Well, the important thing is just that requests get sent directly from the browser to the blockchain. If it goes through our servers, it creates a layer of centralization. We do pretty much just store things on our own. When you create a post, it goes out both to our database and the blockchain independently. But I feel that the blockchain should be the source of truth if it's going to be decentralized.
Hey, founder here. Obviously, I feel that utilizing blockchains/decentralization in the case of Q&A/knowledge makes sense. Knowledge is the most valuable asset on the internet. Why wouldn't we want users to have ownership over that? By allowing users to easily post content to a blockchain, they are also able to monetize off of it because they own it. Quora pretty much doesn't pay any users at all even when their content brings in millions of views. So I feel that a need exists for decentralized knowledge and the ownership of it.
Where Bitcoin decentralizes digital currency, we are decentralizing digital knowledge.

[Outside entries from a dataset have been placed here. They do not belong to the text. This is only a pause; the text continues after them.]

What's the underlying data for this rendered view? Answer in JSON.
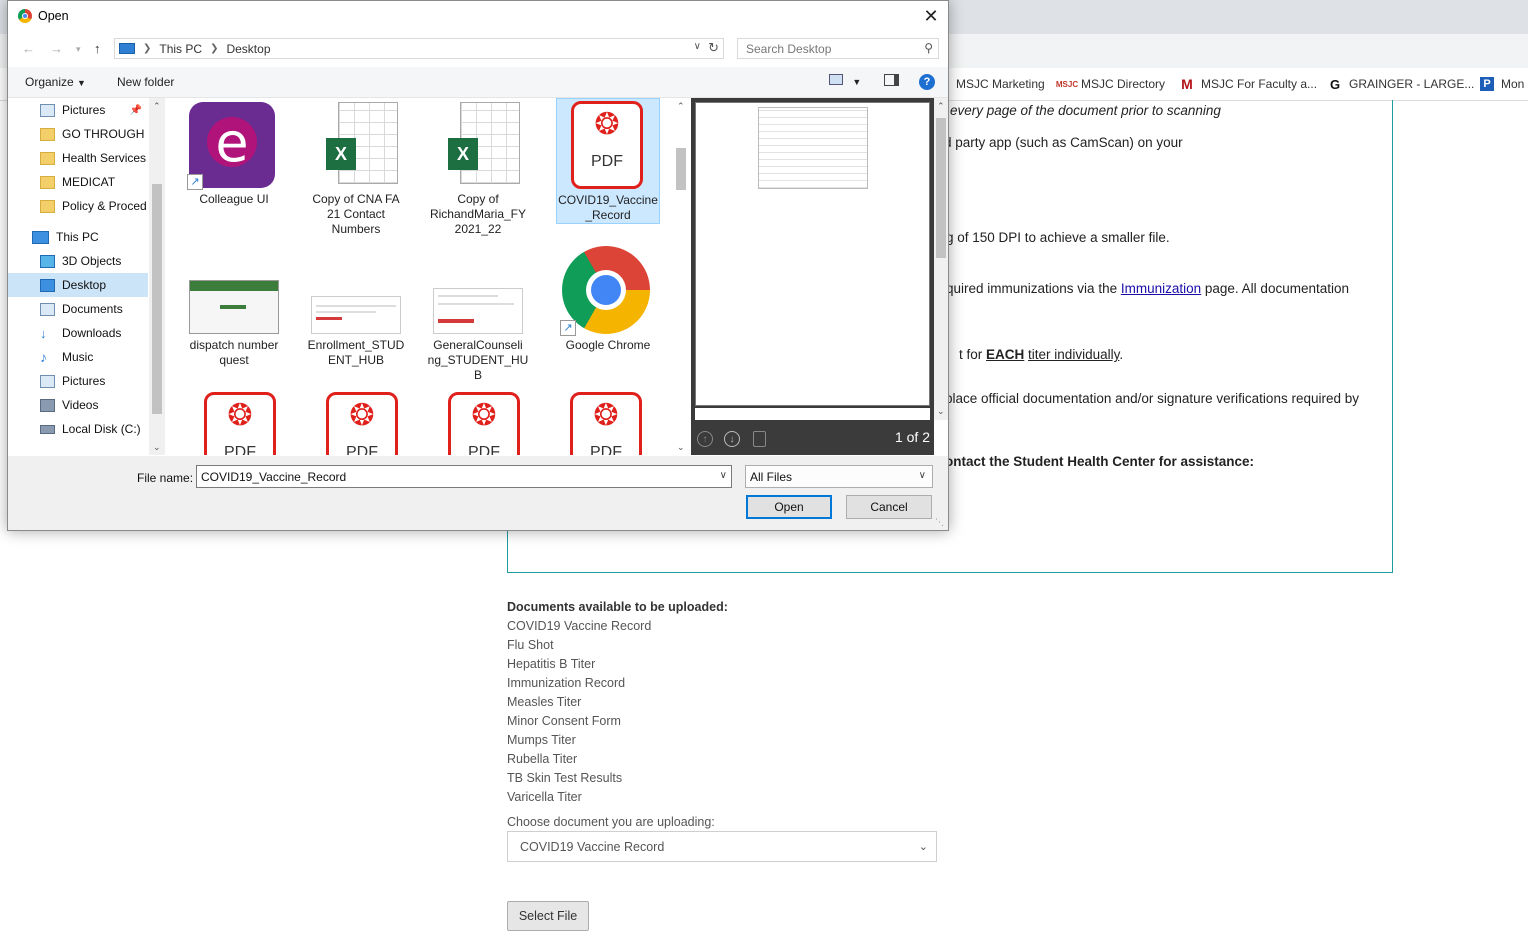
{
  "dialog": {
    "title": "Open",
    "close_label": "✕",
    "breadcrumb": [
      "This PC",
      "Desktop"
    ],
    "search_placeholder": "Search Desktop",
    "toolbar": {
      "organize": "Organize",
      "new_folder": "New folder",
      "help": "?"
    },
    "nav_items": [
      {
        "label": "Pictures",
        "icon": "pictures-icon"
      },
      {
        "label": "GO THROUGH",
        "icon": "folder-icon"
      },
      {
        "label": "Health Services",
        "icon": "folder-icon"
      },
      {
        "label": "MEDICAT",
        "icon": "folder-icon"
      },
      {
        "label": "Policy & Proced",
        "icon": "folder-icon"
      },
      {
        "label": "This PC",
        "icon": "pc-icon"
      },
      {
        "label": "3D Objects",
        "icon": "cube-icon"
      },
      {
        "label": "Desktop",
        "icon": "desktop-icon"
      },
      {
        "label": "Documents",
        "icon": "documents-icon"
      },
      {
        "label": "Downloads",
        "icon": "downloads-icon"
      },
      {
        "label": "Music",
        "icon": "music-icon"
      },
      {
        "label": "Pictures",
        "icon": "pictures-icon"
      },
      {
        "label": "Videos",
        "icon": "videos-icon"
      },
      {
        "label": "Local Disk (C:)",
        "icon": "disk-icon"
      }
    ],
    "selected_nav": "Desktop",
    "files": [
      {
        "name": "Colleague UI",
        "lines": [
          "Colleague UI"
        ],
        "icon": "colleague-shortcut-icon"
      },
      {
        "name": "Copy of CNA FA 21 Contact Numbers",
        "lines": [
          "Copy of CNA FA",
          "21 Contact",
          "Numbers"
        ],
        "icon": "excel-icon"
      },
      {
        "name": "Copy of RichandMaria_FY 2021_22",
        "lines": [
          "Copy of",
          "RichandMaria_FY",
          "2021_22"
        ],
        "icon": "excel-icon"
      },
      {
        "name": "COVID19_Vaccine_Record",
        "lines": [
          "COVID19_Vaccine",
          "_Record"
        ],
        "icon": "pdf-icon"
      },
      {
        "name": "dispatch number quest",
        "lines": [
          "dispatch number",
          "quest"
        ],
        "icon": "image-thumbnail-icon"
      },
      {
        "name": "Enrollment_STUDENT_HUB",
        "lines": [
          "Enrollment_STUD",
          "ENT_HUB"
        ],
        "icon": "image-thumbnail-icon"
      },
      {
        "name": "GeneralCounseling_STUDENT_HUB",
        "lines": [
          "GeneralCounseli",
          "ng_STUDENT_HU",
          "B"
        ],
        "icon": "image-thumbnail-icon"
      },
      {
        "name": "Google Chrome",
        "lines": [
          "Google Chrome"
        ],
        "icon": "chrome-shortcut-icon"
      },
      {
        "name": "",
        "lines": [],
        "icon": "pdf-icon"
      },
      {
        "name": "",
        "lines": [],
        "icon": "pdf-icon"
      },
      {
        "name": "",
        "lines": [],
        "icon": "pdf-icon"
      },
      {
        "name": "",
        "lines": [],
        "icon": "pdf-icon"
      }
    ],
    "pdf_label": "PDF",
    "preview": {
      "page_count": "1 of 2"
    },
    "file_name_label": "File name:",
    "file_name_value": "COVID19_Vaccine_Record",
    "file_type": "All Files",
    "open_button": "Open",
    "cancel_button": "Cancel"
  },
  "bookmarks": [
    "MSJC Marketing",
    "MSJC Directory",
    "MSJC For Faculty a...",
    "GRAINGER - LARGE...",
    "Mon"
  ],
  "page": {
    "lines": {
      "l1": "every page of the document prior to scanning",
      "l2": "d party app (such as CamScan) on your",
      "l3": "g of 150 DPI to achieve a smaller file.",
      "l4_pre": "quired immunizations via the ",
      "l4_link": "Immunization",
      "l4_post": " page.  All documentation",
      "l5_pre": "t for ",
      "l5_bold": "EACH",
      "l5_link": "titer individually",
      "l5_post": ".",
      "l6": "place official documentation and/or signature verifications required by",
      "l7": "ontact the Student Health Center for assistance:"
    },
    "docs_title": "Documents available to be uploaded:",
    "docs": [
      "COVID19 Vaccine Record",
      "Flu Shot",
      "Hepatitis B Titer",
      "Immunization Record",
      "Measles Titer",
      "Minor Consent Form",
      "Mumps Titer",
      "Rubella Titer",
      "TB Skin Test Results",
      "Varicella Titer"
    ],
    "choose_label": "Choose document you are uploading:",
    "selected_document": "COVID19 Vaccine Record",
    "select_file_button": "Select File"
  },
  "colors": {
    "accent_border": "#1f9ca0",
    "selection": "#cce8ff",
    "pdf_red": "#e0201b",
    "excel_green": "#1d6f42"
  }
}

Sure, https://github.com/dtube/avalon - It's quite possibly the easiest blockchain to understand. The node is written in Javascript and uses a local Mongodb to handle storage of blocks and content data.
Hey, founder/dev here! We will be fully open-source very soon. Our blockchain is forked from another which is open-source. The blockchain is a model in which there are nodes that are elected/voted in by the community. They are responsible for the validation/consensus of blocks getting produced. Whenever you post a question, an answer, or an upvote, the request goes straight from the browser to the blockchain, and your content gets stored there. That data now belongs to you, and you can earn tokens on it indefinitely.

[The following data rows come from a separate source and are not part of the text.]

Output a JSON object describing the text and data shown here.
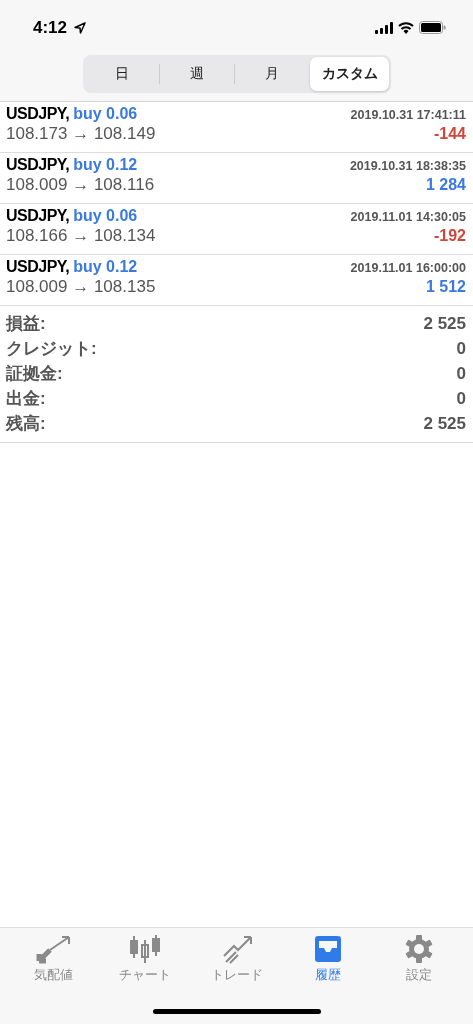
{
  "status_bar": {
    "time": "4:12"
  },
  "period_tabs": [
    {
      "label": "日",
      "selected": false
    },
    {
      "label": "週",
      "selected": false
    },
    {
      "label": "月",
      "selected": false
    },
    {
      "label": "カスタム",
      "selected": true
    }
  ],
  "deals": [
    {
      "symbol": "USDJPY,",
      "side": "buy 0.06",
      "time": "2019.10.31 17:41:11",
      "prices": "108.173 → 108.149",
      "profit": "-144",
      "color": "#d0463b"
    },
    {
      "symbol": "USDJPY,",
      "side": "buy 0.12",
      "time": "2019.10.31 18:38:35",
      "prices": "108.009 → 108.116",
      "profit": "1 284",
      "color": "#3a7ae0"
    },
    {
      "symbol": "USDJPY,",
      "side": "buy 0.06",
      "time": "2019.11.01 14:30:05",
      "prices": "108.166 → 108.134",
      "profit": "-192",
      "color": "#d0463b"
    },
    {
      "symbol": "USDJPY,",
      "side": "buy 0.12",
      "time": "2019.11.01 16:00:00",
      "prices": "108.009 → 108.135",
      "profit": "1 512",
      "color": "#3a7ae0"
    }
  ],
  "summary": [
    {
      "label": "損益:",
      "value": "2 525"
    },
    {
      "label": "クレジット:",
      "value": "0"
    },
    {
      "label": "証拠金:",
      "value": "0"
    },
    {
      "label": "出金:",
      "value": "0"
    },
    {
      "label": "残高:",
      "value": "2 525"
    }
  ],
  "tab_bar": [
    {
      "label": "気配値",
      "selected": false
    },
    {
      "label": "チャート",
      "selected": false
    },
    {
      "label": "トレード",
      "selected": false
    },
    {
      "label": "履歴",
      "selected": true
    },
    {
      "label": "設定",
      "selected": false
    }
  ]
}
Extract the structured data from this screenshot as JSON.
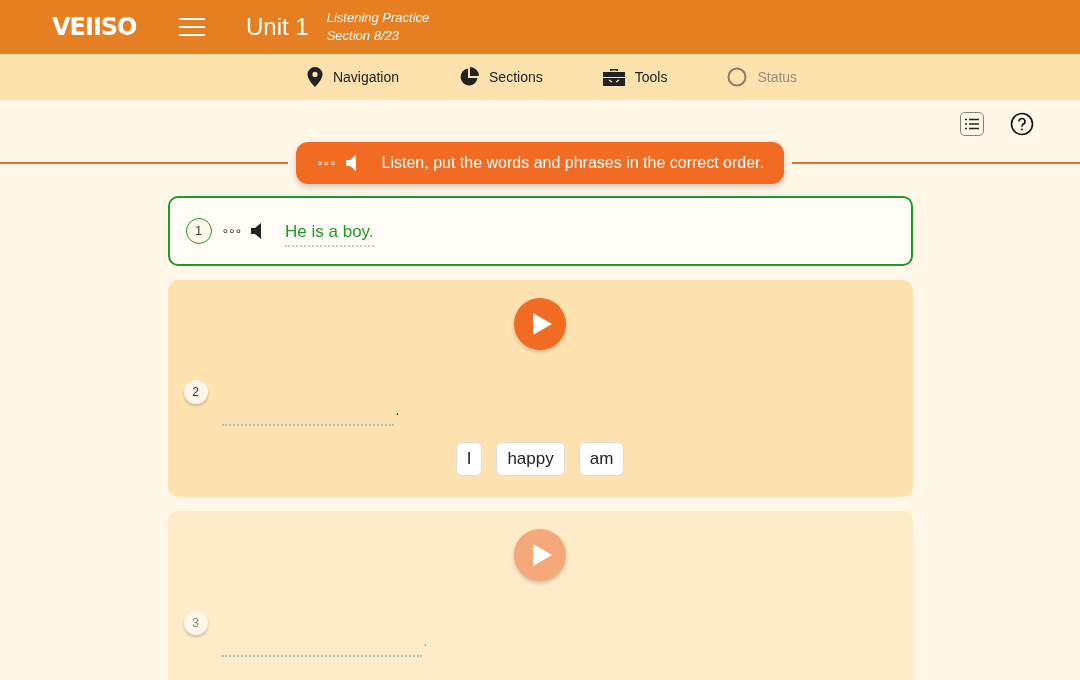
{
  "header": {
    "logo": "VEIISO",
    "title": "Unit 1",
    "subtitle_lines": [
      "Listening Practice",
      "Section 8/23"
    ]
  },
  "nav": [
    {
      "label": "Navigation",
      "kind": "navigation",
      "disabled": false
    },
    {
      "label": "Sections",
      "kind": "sections",
      "disabled": false
    },
    {
      "label": "Tools",
      "kind": "tools",
      "disabled": false
    },
    {
      "label": "Status",
      "kind": "status",
      "disabled": true
    }
  ],
  "instruction": {
    "dots": "∘∘∘",
    "text": "Listen, put the words and phrases in the correct order."
  },
  "items": [
    {
      "number": "1",
      "kind": "answered",
      "correct": true,
      "dots": "∘∘∘",
      "answer": "He is a boy."
    },
    {
      "number": "2",
      "kind": "question",
      "active": true,
      "end_mark": ".",
      "chips": [
        "I",
        "happy",
        "am"
      ]
    },
    {
      "number": "3",
      "kind": "question",
      "active": false,
      "end_mark": "."
    }
  ]
}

Write performance should stay about the same even at scale because our network is capable of much higher transactions per second due to having elected nodes. Read performance will continue to be good because we have a caching layer where we store posts from the blockchain in a database and just serve from there. This technically adds a bit of centralization, but ultimately, everyone's content still belongs to themselves and not a centralized org.